In all cases, CMR showed a thickened endocardium (mostly larger than 2–3 mm) with increased and hypertrophied myocardial trabeculae. The boundary between the thickened myocardial trabeculae and the compact myocardium was clear, which was located in the inferior wall, posterior wall, and posterior ventricular septum of the left ventricle. In the short-axis position, the lesion range was more than one-third or one-half of the circumferential diameter (Figure 1). The left ventricle was globularly dilatated, and the ventricular septum was obviously protruding to the right ventricular side, with reduced EF and FS. Moreover, we observed whole or segmental abnormal ventricular movement (Table 2, Figure 2). Among our patients, four received MDE, which revealed no obvious endocardial enhancement in any of them (Figure 3).

FIGURE 1

Figure 1. Representative MRI scans of a 1-year-old female patient with EFE who presented with severe heart failure and had PCR once due to the heart event. (A,B) Short-axis and axial FIESTA cine showing thickened endocardium with obviously increased and hypertrophied myocardial trabeculae. EFE, endocardial fibroelastosis.

FIGURE 2

Figure 2. Representative MRI scans of a 5-month female EFE patient who presented with cyanosis and shortness of breath. (A) Four-chamber D-IR FSE showing LV globular enlargement; the ventricular septum is obviously protruding to the right ventricular side. (B,C) Short-axis FIESTA cine at the end of systole and diastole, respectively, showing thickened endocardium and reduced movement of the LV. EFE, endocardial fibroelastosis; LV, left ventricle.

FIGURE 3

Figure 3. Representative images of MDE in two different EFE patients. (A,B) Short-axis and axial views showing no obvious delayed enhancement in both. EFE, endocardial fibroelastosis.

TABLE 2

Table 2. Morphological findings of CMR in 11 patients with EFE.

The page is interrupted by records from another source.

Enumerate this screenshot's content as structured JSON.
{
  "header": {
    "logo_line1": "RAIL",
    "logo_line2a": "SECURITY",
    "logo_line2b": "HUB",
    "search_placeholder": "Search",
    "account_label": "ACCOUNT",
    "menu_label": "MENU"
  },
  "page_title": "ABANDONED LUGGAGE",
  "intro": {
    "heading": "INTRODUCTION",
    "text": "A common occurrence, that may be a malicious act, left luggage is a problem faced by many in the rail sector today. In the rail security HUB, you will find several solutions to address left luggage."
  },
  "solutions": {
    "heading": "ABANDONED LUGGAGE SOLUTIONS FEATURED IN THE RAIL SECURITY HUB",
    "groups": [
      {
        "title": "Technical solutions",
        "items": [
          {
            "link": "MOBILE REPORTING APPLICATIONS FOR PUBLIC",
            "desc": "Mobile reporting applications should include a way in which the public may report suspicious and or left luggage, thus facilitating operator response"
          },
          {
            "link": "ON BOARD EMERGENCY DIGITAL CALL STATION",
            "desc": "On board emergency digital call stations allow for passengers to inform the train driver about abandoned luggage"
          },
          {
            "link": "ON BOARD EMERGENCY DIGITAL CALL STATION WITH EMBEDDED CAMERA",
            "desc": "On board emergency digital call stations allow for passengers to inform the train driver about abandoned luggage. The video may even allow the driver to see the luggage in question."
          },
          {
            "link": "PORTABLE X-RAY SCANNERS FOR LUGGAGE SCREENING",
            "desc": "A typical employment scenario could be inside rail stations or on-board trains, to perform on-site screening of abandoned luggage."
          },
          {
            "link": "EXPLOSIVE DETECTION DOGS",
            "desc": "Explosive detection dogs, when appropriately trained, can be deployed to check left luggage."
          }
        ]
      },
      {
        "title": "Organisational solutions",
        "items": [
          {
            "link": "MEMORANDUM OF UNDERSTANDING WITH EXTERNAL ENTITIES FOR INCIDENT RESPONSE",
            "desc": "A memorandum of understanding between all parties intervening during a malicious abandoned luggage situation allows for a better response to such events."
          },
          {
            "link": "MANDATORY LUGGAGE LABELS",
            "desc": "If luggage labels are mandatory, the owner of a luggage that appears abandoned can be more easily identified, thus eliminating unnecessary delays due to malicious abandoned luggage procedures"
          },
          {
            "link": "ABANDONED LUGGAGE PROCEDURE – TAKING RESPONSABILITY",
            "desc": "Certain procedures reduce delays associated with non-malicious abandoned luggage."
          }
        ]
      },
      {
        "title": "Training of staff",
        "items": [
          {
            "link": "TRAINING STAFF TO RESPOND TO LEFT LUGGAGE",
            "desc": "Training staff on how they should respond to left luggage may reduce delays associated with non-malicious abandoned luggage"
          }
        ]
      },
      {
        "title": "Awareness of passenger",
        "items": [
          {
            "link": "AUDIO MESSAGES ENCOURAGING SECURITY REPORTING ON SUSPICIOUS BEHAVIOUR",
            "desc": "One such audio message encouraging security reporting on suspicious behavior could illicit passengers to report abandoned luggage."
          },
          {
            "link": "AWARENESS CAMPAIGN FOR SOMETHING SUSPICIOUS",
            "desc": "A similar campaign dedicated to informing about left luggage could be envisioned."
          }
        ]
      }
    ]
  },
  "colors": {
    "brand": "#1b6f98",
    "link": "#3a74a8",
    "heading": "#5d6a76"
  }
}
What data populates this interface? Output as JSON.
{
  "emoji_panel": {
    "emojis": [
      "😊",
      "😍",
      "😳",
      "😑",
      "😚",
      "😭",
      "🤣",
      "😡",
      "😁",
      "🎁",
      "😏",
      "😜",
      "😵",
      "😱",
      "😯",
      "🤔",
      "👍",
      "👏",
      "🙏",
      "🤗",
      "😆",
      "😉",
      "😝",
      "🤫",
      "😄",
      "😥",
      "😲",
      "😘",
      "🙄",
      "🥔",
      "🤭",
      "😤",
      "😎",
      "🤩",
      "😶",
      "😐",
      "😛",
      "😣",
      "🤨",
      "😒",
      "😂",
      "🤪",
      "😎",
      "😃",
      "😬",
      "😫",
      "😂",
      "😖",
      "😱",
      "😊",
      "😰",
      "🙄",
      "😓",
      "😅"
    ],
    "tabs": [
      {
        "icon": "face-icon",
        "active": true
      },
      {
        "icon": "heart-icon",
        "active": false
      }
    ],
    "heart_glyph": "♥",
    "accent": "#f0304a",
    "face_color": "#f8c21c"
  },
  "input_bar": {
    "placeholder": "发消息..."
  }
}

The data for all 11 patients, including their clinical cardiac functional score and their measured EF and FS (based on CMR vs. Echo), are shown in Table 3. The LV function indexes measured by CMR and Echo in patients with EFE were analyzed. The values of EF, FS, and EDV were lower when measured using CMR than when measured using Echo. Compared with those in the Echo group, the values of ESV, ESD, LVAW, and LVPW were significantly higher in the CMR group (P < 0.05; Table 4). There was no significant difference for end-diastolic diameter (EDD). CMR-determined EF and FS correlated well with the classification of clinical cardiac function (r = 0.646 and r = 0.627, respectively). Meanwhile, Echo-classified EF and FS also correlated with clinical cardiac function classes (r = 0.224 and r = 0.245, respectively) (Figure 4).

FIGURE 4

Figure 4. (A,B) Scatterplot of clinical cardiac function classification and EF and FS measured by CMR in patients with EFE. (C,D) Scatterplot of clinical cardiac function classification and EF and FS measured by Echo in patients with EFE. EF, ejection fraction; FS, fractional shortening; CMR, cardiac magnetic resonance; EFE, endocardial fibroelastosis.

TABLE 3

Table 3. Clinical cardiac function classification and EF and FS measured by CMR or Echo.

TABLE 4

Table 4. LV parameters measured by CMR and Echo in patients with EFE.

Discussion

Left ventricular dysfunction caused by EFE sometimes causes fulminant progression to heart failure. Early diagnosis, early treatment, and long-term adherence are the key to a good prognosis (13). Histological examination remains the “gold standard” for EFE diagnosis. However, because of its noninvasive nature, lack of radiation, and economy, currently, Echo is the most frequently used technique to diagnose EFE clinically in our country. However, CMR has high spatial and tissue resolution that can accurately observe the morphological changes of the heart and analyze cardiac function (8, 9). The 11 cases in our study were assessed using both CMR and Echo within 2 weeks. Our findings showed that in pediatric patients with EFE, CMR could visualize morphological changes accurately and detect functional alterations. By contrast, Echo-based diagnosis of EFE has limited sensitivity and accuracy because of its small field of vision, low spatial resolution, and strong dependence on the experience of the person carrying out the Echo. Additionally, MDE has been reported as a method to represent fibrosis of the myocardium (14). In typical cases, a rim of hyperintense signal in the myocardium will be found in MDE images (15). However, in our study, only four patients received MDE and none of them had obvious delayed enhancement. This might be related to the insufficient delayed time from contrast agent injection to scanning. Research showed that the best discrimination of the enhancement of EFE was noted 15–20 min after contrast agent injection (15). Further research is needed to improve this area.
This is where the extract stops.